Bellavary and Ballyvary
Two names, one place
The civil parish is Bellavary. The village is Ballyvary. The Irish — Béal Átha Bhearaigh — is the same. This is not unusual in Mayo or in Ireland generally: the administrative designation and the local name drifted apart over centuries of anglicisation, official mapping, and local usage that ignored the official maps. Anyone navigating to 'Bellavary' will arrive in Ballyvary. The same roads, the same buildings, the same 159 people.
Founded 1986, still playing
The Blue Bombers
The Ballyvary Blue Bombers AFC were founded in 1986 and began playing in the Mayo Football League that year. Their early home was McKeown's field in Knocksaxon, a townland within the Bellavary parish. The club fields junior and underage teams and has operated continuously since founding — forty years of amateur soccer from a village of 159 people, which requires a level of community commitment that the population figure alone doesn't suggest.

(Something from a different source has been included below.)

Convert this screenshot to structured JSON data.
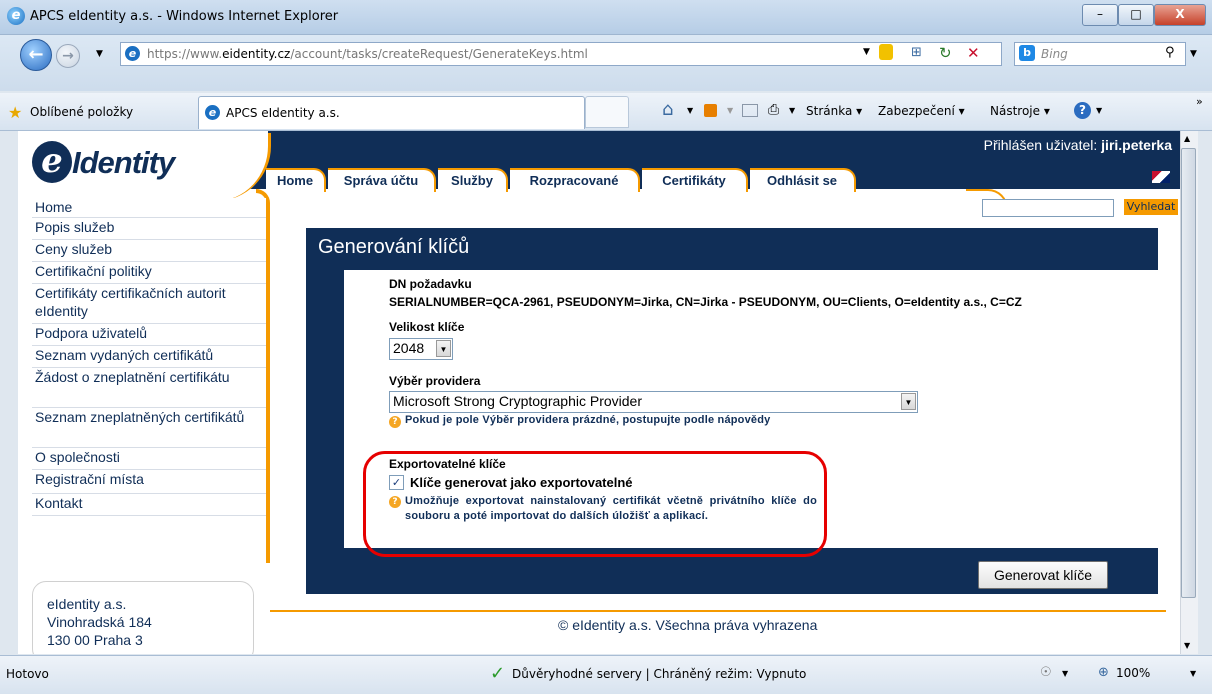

Before the road and the railway
The ford of Bearach
The name Béal Átha Bhearaigh — mouth of the ford of Bearach — preserves a geography older than any of the buildings. A ford crossing, where the Turlough River could be crossed and where two roads met, was the reason settlement happened here at all. Bearach was likely a local chieftain who controlled the crossing — collected the tolls, held the territory. The ford is long gone, the river managed, the road tarmacked. The name is the only thing that remembers it.